“The future success of cool-climate winemakers will depend on how well they handle these riper years”by Barry Smith / March 14, 2017 / Leave a comment
Have you heard of Danish wine? Neither had I until my recent visit to wineries in Zealand and Jutland. Though winemaking is a fledgling industry in Denmark, some vineyards have picked up international wine medals.
More than 20 years ago, Sven Moesgaard, a chemistry teacher who had made his money from vitamin supplements, began the long road to securing permission from the European Union to grow vines for wine. Now SkaersØggaard, his state-of-the-art winery near the coastal city of Aarhus, produces a range of award-winning wines. While tasting the range with him, I suggested he was engaged in extreme winemaking. “Not so much,” he said. “People forget that such a northerly latitude comes with longer evening light in summer where the grapes undergo prolonged photosynthesis.” He may be right.
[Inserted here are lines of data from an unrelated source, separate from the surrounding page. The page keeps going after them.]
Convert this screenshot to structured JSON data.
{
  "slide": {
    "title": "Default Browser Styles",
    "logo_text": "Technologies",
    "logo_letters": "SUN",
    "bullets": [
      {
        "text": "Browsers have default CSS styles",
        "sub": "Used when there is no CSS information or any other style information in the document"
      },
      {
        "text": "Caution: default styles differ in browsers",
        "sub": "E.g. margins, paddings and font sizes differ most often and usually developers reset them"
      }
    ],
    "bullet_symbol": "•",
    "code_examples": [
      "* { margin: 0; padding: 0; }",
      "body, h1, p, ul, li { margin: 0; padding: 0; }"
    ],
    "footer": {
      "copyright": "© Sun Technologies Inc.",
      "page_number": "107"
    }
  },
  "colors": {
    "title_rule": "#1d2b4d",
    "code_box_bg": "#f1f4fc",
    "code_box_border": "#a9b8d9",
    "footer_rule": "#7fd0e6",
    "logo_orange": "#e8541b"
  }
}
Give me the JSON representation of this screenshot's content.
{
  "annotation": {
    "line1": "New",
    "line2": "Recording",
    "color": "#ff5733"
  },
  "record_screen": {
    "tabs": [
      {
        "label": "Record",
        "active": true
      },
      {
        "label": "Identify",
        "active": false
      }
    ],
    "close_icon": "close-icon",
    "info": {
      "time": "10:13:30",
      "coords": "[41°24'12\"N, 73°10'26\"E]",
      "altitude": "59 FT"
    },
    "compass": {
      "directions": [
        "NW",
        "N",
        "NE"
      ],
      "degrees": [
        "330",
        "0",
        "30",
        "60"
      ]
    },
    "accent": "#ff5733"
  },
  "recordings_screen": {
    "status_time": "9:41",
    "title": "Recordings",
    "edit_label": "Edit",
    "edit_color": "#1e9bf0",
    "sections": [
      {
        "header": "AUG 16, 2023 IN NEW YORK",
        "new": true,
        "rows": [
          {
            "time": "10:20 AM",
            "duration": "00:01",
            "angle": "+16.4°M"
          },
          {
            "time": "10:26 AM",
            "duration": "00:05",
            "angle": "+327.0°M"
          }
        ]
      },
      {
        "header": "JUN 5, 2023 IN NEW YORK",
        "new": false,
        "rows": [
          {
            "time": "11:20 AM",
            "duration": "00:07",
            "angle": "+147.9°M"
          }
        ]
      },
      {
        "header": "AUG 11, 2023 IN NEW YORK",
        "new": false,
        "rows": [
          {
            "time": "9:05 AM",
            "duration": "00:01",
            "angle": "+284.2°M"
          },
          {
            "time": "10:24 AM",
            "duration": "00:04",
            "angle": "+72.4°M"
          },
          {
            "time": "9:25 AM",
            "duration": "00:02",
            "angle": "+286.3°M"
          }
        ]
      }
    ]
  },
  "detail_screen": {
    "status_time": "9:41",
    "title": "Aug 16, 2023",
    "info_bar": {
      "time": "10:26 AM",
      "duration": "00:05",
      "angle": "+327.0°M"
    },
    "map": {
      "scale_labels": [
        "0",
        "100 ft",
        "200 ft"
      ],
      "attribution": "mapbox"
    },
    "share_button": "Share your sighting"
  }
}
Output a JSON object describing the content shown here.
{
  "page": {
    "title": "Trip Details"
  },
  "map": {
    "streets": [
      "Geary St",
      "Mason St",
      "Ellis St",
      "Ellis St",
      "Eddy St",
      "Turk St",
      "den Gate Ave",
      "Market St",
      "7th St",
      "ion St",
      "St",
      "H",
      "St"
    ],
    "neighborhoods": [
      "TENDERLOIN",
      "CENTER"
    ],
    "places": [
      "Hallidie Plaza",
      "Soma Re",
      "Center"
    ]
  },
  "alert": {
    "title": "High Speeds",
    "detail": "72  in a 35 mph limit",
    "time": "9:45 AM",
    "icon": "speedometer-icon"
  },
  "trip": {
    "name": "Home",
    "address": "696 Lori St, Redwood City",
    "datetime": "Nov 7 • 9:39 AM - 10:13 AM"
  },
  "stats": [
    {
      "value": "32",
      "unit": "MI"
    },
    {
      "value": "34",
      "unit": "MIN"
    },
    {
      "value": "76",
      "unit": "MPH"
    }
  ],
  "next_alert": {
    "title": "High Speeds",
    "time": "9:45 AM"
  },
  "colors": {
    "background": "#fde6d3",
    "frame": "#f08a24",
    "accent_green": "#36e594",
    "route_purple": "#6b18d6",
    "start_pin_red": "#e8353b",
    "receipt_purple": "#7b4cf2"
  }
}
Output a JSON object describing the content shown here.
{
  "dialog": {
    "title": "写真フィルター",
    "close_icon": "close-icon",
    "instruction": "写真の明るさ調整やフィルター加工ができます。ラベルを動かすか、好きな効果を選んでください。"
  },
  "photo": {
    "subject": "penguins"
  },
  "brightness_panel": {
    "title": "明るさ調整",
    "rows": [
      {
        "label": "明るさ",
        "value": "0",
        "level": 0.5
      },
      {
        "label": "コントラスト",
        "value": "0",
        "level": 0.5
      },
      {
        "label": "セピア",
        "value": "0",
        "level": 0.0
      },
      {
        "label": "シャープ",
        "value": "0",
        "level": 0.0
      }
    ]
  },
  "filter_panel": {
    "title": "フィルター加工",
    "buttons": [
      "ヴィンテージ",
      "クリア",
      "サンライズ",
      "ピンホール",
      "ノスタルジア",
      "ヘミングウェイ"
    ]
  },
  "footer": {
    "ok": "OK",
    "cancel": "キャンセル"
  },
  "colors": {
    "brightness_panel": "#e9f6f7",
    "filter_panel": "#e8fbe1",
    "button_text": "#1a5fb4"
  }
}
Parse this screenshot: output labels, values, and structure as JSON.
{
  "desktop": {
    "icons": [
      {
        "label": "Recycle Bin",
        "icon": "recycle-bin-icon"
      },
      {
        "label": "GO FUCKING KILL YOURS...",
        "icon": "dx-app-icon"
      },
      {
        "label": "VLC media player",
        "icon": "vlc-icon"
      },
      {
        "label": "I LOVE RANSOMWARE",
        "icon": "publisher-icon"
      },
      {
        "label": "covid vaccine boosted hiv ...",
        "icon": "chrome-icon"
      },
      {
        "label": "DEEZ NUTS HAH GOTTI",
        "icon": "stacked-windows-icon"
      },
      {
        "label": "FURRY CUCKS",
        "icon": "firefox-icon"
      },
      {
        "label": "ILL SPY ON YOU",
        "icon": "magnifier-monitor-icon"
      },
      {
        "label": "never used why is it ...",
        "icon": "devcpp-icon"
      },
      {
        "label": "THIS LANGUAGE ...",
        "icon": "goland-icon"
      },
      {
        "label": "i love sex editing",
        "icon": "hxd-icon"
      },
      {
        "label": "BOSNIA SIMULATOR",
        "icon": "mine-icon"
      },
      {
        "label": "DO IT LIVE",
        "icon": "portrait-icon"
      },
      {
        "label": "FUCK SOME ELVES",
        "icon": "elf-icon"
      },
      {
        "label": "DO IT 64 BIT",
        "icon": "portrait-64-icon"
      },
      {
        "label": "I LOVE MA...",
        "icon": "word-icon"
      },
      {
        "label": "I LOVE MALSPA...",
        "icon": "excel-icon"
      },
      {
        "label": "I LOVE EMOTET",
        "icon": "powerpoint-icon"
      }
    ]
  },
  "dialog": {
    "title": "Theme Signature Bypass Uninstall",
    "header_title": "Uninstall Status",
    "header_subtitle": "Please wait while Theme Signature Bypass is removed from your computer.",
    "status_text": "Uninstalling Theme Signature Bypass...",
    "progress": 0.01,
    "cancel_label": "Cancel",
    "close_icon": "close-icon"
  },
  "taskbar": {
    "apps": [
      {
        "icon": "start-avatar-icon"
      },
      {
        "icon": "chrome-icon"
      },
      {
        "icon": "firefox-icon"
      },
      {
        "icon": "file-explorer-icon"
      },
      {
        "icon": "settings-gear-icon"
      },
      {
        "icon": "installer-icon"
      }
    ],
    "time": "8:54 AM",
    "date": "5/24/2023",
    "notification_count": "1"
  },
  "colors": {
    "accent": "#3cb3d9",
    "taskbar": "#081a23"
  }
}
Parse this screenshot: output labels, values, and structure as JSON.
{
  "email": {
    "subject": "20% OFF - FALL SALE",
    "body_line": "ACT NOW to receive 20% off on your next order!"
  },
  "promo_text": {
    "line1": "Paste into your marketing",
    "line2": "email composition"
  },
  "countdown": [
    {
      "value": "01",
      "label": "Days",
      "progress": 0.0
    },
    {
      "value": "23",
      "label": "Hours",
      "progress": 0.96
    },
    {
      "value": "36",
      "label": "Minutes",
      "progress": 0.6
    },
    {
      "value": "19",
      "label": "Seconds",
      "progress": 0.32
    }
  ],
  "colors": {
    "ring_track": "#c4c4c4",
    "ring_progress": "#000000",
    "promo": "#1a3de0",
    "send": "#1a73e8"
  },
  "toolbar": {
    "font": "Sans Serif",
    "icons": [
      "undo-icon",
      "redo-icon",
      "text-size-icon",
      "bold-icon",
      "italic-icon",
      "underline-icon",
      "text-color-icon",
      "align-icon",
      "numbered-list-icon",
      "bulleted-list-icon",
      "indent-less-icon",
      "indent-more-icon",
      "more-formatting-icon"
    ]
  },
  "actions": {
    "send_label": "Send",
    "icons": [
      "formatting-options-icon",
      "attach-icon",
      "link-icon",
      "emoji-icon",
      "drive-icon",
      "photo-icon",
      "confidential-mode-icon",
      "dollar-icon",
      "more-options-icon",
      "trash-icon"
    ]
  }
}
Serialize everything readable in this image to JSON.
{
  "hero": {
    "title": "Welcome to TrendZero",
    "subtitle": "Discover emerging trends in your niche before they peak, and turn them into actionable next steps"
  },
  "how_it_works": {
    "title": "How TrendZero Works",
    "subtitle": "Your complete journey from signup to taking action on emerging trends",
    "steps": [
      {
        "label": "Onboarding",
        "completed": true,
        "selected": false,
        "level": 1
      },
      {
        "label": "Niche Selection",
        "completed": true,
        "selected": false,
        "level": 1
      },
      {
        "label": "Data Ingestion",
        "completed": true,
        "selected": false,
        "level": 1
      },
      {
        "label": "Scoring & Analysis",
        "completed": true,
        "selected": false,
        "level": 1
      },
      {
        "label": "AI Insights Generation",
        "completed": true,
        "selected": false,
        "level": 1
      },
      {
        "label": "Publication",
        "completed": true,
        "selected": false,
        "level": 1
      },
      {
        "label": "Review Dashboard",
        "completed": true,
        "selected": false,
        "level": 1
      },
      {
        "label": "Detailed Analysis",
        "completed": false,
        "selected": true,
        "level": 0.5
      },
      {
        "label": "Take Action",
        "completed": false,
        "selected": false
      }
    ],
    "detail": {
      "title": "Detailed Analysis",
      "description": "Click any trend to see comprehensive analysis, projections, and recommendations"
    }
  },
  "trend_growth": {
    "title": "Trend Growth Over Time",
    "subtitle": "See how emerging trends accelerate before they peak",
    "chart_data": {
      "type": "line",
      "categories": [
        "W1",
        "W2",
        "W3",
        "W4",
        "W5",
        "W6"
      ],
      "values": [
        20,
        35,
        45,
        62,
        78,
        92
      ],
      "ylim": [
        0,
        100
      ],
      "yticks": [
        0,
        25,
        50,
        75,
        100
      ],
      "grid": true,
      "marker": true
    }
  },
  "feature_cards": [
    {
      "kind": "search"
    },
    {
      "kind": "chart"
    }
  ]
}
Alex Hunt, a Master of Wine, told me, “light may be the hidden variable in wine making.”
Seasons matter in Denmark and one vintage is profoundly different from another. On early showings, 2016 appears to be a very good year with ripeness and concentration, but the real trick is how to handle acidity.
Moesgaard is keen to experiment with production to create fresher or richer wines, where the latter are treated to prolonged periods in expensive new oak barrels. However, his fresher whites and sparking wines made the greatest impression.
Delicate, clean and distinctive, the 2014 Orion Classic using the Orion grape and a little Zalas Perle was a revelation. Imagine something between Sauvignon Blanc and Pinot Blanc—pale and floral with a clean, fresh finish. A favourite of the Queen of Denmark, Moesgaard told me proudly.
His sparkling wines, with the Don’s label, contained a contrasting pair. The 2014 Cuvee Brut, a combination of Orion and the more acidic Solaris, was taut and satisfying with just enough sweetness. While the 2014 Fadlagret Natural was golden, rich and powerful having had its base wine—a blend of Orion and Zalas Perle—sit in new oak barrels. It took a gold medal at the international PIWI competition, while the leaner Cuvee Brut secured a bronze in Milan.
Red wines are a trickier prospect and even when using better-adapted grapes like Leon Millot and Rondo, there was insufficient concentration of fruit to support the oak in which the wines were cloaked. Though this did not stop some of them winning medals.
At the other end of the spectrum, I met with natural winemaker, Daniel Martin, in his snowy vineyard, about an hour’s drive from Copenhagen. A successful artist, Martin, has dedicated himself to letting nature decide what can be produced from his neatly tended vines in a sloping field on his parents’ farm. His range, under the Vexpo label, have found favour among advocates of the Nordic Food Movement and his wines are stocked at its flagship restaurant Noma. It’s not hard to understand why these wines are so successful with the natural ingredients pioneered by the Nordic Food Lab. These sleek, clean wines are surely the way to go.
Sticking to what works locally and expressing the tastes and traditions of the people who have grown up under vast northern skies, Martin is sowing a rich seam. The wines tasted at the Vexbo vineyard and the wines we tasted seemed to have locked in dazzling particles of ice clinging to the vines. The floral notes on the nose were followed by a sharp acidity balanced with ample palate weight from the Solaris grape. The 2015 Vexpo Solaris was so fresh and distinctive in flavour, it tasted like a fruit nature has not yet produced. Together we sampled the not-yet-bottled Solaris from 2016—a year with long autumn ripening, greater sugar and therefore more alcohol. The contrast with the 11.5 per cent abv of 2015 was stark. It is really representative of Danish wines?
The future success of cool-climate winemakers will depend on how well they handle these riper years. The white wines are distinctive and so suitable for the new Nordic cuisine, and as more of us adopt sustainable, locally-sourced ingredients to cook with, these wines may well be just the thing. The biting cold of Denmark’s winter is may have a lot to recommend it.